Keynotes, public engagement talks, and conferences: Our research is regularly presented internationally, as members of the department are frequently invited to speak as keynotes, conference participants, or invited speakers.

The impact of our work in Art History and Design is reflected in the long history of these two disciplines’ strengths at the OU. In the run-up to the OU’s half century in 2019-20, we held two notable conferences exploring our own history and place in forming the cross-disciplinary subject area of Art History and Design. In 2015 ‘40 Years On: The Domain of Design History – Looking Back Looking Forward’ (Convenor: Elizabeth McKellar) and in 2019 ‘Revisiting Modern Art and Modernism at the OU’, (Convenors: Amy Charlesworth and Honorary Associate Veronica Davies) both looked at the contributions of our courses in these areas, with keynotes from leaders in the discipline such as Anne Wagner, TJ Clark and Brioney Fer discussing their role in collaborating with the department. ‘40 Years On’ also resulted in a collaboration with the Canadian Centre for Architecture (CCA) exploring the OU’s pioneering role as ‘the University of the Air’ in relation to modern architecture. This co-partnership produced in a significant online programme of films and an international travelling exhibition held in Montréal, November 2017-April 2018 and then Belem Cultural Centre (CCB), Lisbon, Feb - May 2019.

The Medieval and Early Modern Research Group co-chaired by Leah Clark hosts an annual international conference every year, while members of the department have long been involved in Marxism in Culture, UCL (co-chaired by Warren Carter).

Activism, Artists and Community groups:  True to our radical mission members of the department have also been involved in a number of projects relating to art and activism including: Tate Exchange; Counterpoint Arts; The Showroom, London; Pavilion, Leeds; and Meeting Point, Leeds.
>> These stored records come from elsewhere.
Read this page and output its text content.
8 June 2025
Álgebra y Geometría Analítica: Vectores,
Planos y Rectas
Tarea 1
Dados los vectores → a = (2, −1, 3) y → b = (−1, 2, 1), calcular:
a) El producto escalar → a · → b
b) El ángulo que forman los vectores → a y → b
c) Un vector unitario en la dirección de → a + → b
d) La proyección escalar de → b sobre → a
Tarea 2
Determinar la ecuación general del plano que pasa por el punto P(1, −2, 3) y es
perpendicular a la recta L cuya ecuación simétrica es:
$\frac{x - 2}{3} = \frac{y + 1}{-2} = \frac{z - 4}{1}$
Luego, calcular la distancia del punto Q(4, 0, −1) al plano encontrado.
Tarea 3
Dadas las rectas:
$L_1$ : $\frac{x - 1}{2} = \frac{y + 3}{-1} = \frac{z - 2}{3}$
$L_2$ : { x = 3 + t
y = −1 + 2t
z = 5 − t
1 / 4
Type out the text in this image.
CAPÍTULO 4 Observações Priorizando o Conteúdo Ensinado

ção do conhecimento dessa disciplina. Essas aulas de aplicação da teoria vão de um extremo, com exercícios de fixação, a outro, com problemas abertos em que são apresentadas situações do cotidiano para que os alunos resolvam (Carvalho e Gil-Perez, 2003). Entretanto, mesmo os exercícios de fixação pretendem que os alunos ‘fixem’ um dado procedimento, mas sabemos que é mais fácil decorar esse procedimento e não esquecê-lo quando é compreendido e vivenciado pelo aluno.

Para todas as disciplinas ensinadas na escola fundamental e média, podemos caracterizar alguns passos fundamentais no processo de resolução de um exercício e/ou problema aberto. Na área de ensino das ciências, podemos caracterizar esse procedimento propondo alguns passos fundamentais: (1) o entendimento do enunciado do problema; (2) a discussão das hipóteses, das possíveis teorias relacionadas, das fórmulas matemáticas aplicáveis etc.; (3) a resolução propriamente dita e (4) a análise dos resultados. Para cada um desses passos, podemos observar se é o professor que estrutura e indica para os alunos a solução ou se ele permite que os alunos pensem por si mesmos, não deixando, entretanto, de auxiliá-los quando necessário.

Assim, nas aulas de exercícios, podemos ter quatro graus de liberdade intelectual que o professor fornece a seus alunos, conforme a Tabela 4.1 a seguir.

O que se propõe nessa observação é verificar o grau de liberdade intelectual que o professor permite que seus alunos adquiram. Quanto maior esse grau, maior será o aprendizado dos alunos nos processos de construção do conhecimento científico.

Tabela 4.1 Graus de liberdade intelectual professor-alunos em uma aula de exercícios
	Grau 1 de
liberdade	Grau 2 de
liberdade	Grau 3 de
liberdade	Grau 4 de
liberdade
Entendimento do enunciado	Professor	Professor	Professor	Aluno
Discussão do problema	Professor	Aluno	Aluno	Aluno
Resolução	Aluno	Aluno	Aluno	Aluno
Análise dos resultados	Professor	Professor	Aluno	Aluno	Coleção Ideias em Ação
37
These projects, run in conjunction with a diverse range of communities, charities and galleries, have included working with migrant workers and refugees, and female domestic workers. Charlesworth acted as ​co-producer and research consultant on the Film, They Call Us Maids: The Domestic Workers’ Story, 2015 an animated film (scripted and animated by Leeds Animation Workshop) about migrant domestic workers and modern-day slavery, that has won three international awards and was shortlisted for the AHRC Research in Film awards (2016). Work in this area continues to develop as we respond to pressing societal and economic issues. During COVID-19 in 2020, Beyond the Now became a digital platform where artists and other professionals working in community activism could share insights, experiences and responses (Kim Charnley). Beside the OU, partners include Tate Exchange; Counterpoint Arts (UK); Ettijahat (Beirut); Create (Ireland); Coculture (Berlin); Plymouth College of Art; and Mozilla fest (USA).